Eventually the demand for salt solidified the road's importance. "The builders of Goshen Road looked east, striving toward a place where they could obtain their necessity - salt," wrote historian Barbara Burr Hubbs.[1] Salt was one of the dearest commodities that early settlers had and one of the most difficult to obtain. Settlers at Goshen at one time bought it eagerly for $9 a barrel.[1]

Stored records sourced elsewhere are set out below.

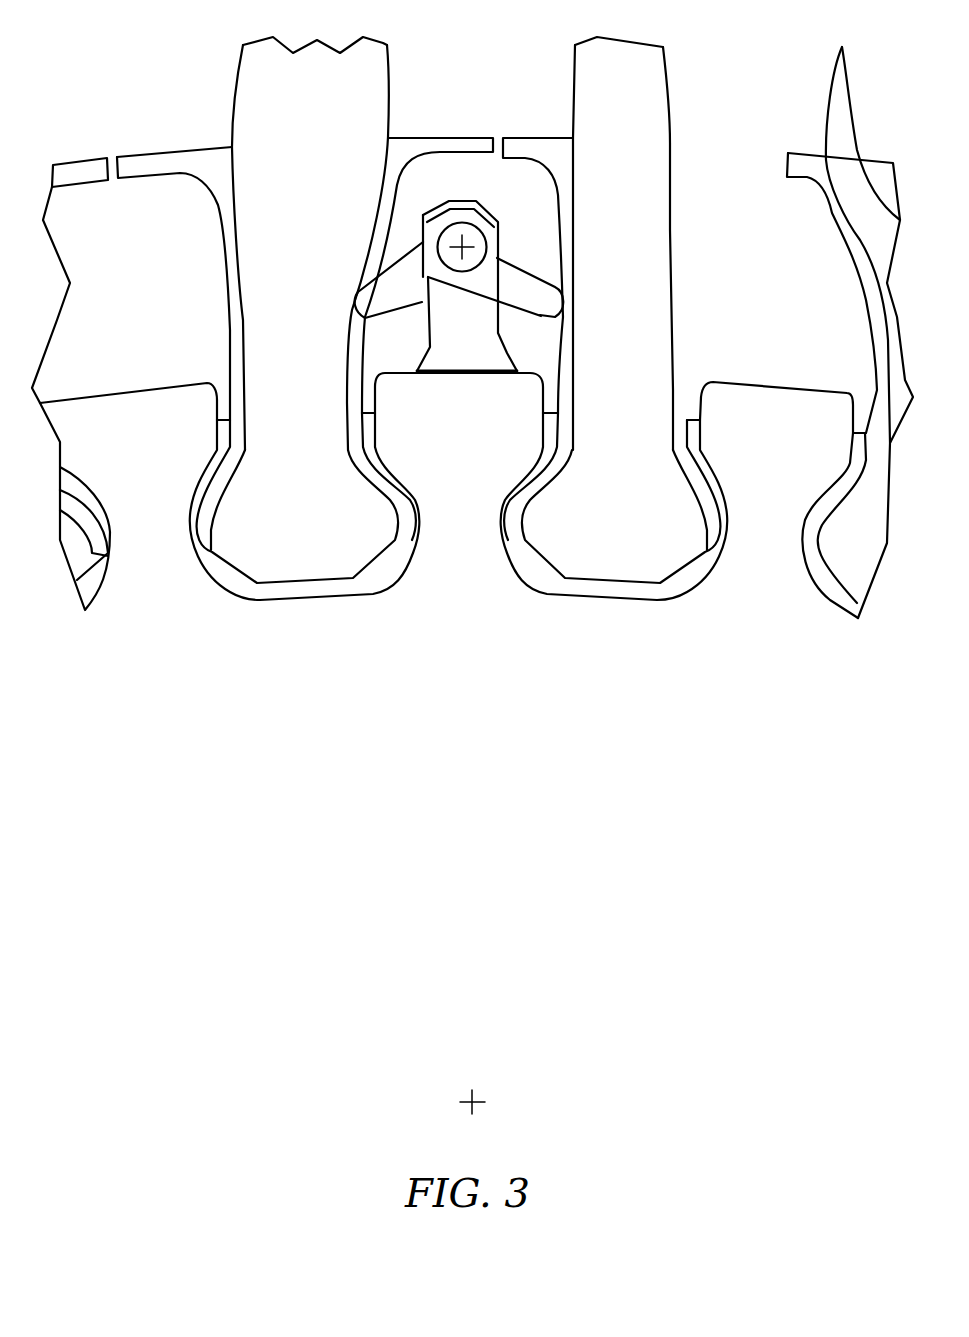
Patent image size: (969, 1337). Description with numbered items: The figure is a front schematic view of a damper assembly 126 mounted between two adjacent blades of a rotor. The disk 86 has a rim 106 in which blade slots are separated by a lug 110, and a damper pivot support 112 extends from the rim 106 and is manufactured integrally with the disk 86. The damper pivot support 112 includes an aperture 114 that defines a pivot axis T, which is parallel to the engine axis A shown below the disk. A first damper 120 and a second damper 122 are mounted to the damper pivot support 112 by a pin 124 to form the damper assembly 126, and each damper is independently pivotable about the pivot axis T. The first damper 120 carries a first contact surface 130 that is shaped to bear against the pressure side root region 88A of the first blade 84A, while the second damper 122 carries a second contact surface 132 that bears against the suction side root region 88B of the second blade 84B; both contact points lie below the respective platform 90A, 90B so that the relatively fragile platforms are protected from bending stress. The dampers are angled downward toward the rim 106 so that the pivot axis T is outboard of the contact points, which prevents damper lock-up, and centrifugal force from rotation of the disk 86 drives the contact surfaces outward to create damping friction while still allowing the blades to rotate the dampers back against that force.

The disk 86 is at (651, 694).
The first blade 84A is at (327, 126).
The second blade 84B is at (644, 304).
The pressure side root region 88A is at (327, 514).
The suction side root region 88B is at (629, 507).
The platform 90A is at (445, 150).
The platform 90B is at (553, 150).
The rim 106 is at (420, 370).
The lug 110 is at (485, 434).
The damper pivot support 112 is at (485, 344).
The aperture 114 is at (466, 222).
The first damper 120 is at (393, 311).
The second damper 122 is at (531, 314).
The pin 124 is at (445, 240).
The damper assembly 126 is at (525, 236).
The first contact surface 130 is at (403, 273).
The second contact surface 132 is at (532, 267).
The pivot axis T is at (473, 240).
The engine axis A is at (472, 1102).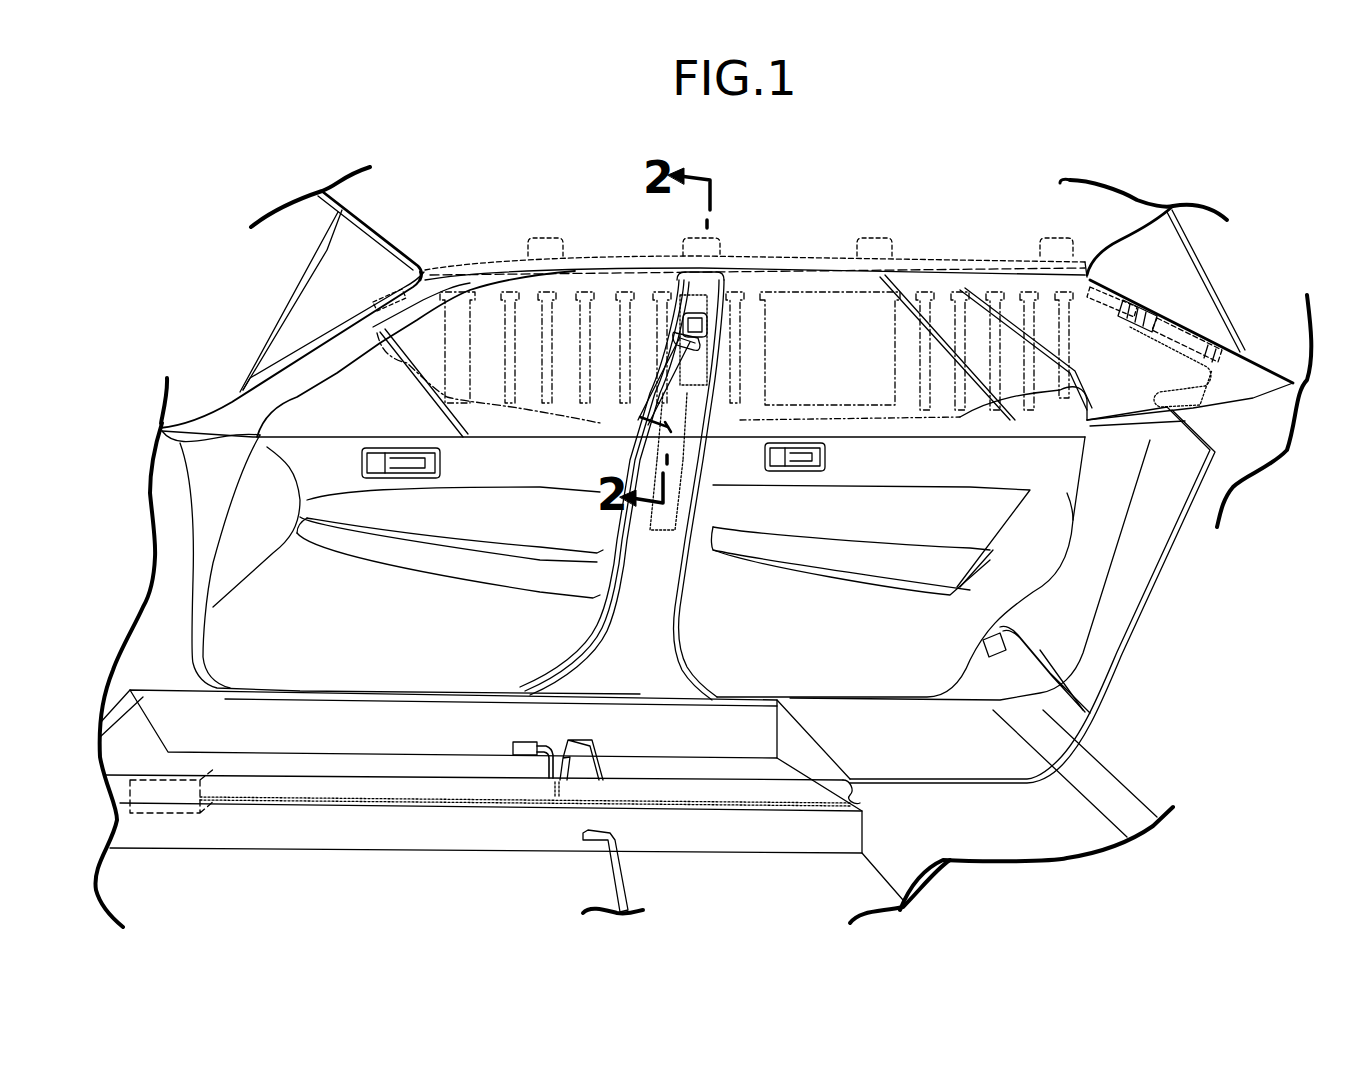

John Reynolds, later Governor of Illinois, adds, "In the fall of 1808 a wagon road was laid off from Goshen settlement to the Ohio River salt works which in olden times was called The Goshen Road."[2] The southern stretch of the road was permanently laid out in an interesting way to find a direct route without surveying. They led a mare a day's journey away from her foal - then turned her loose. Rough blazes were cut on trees as the mare took the instinctive straightest course back to her foal.[3]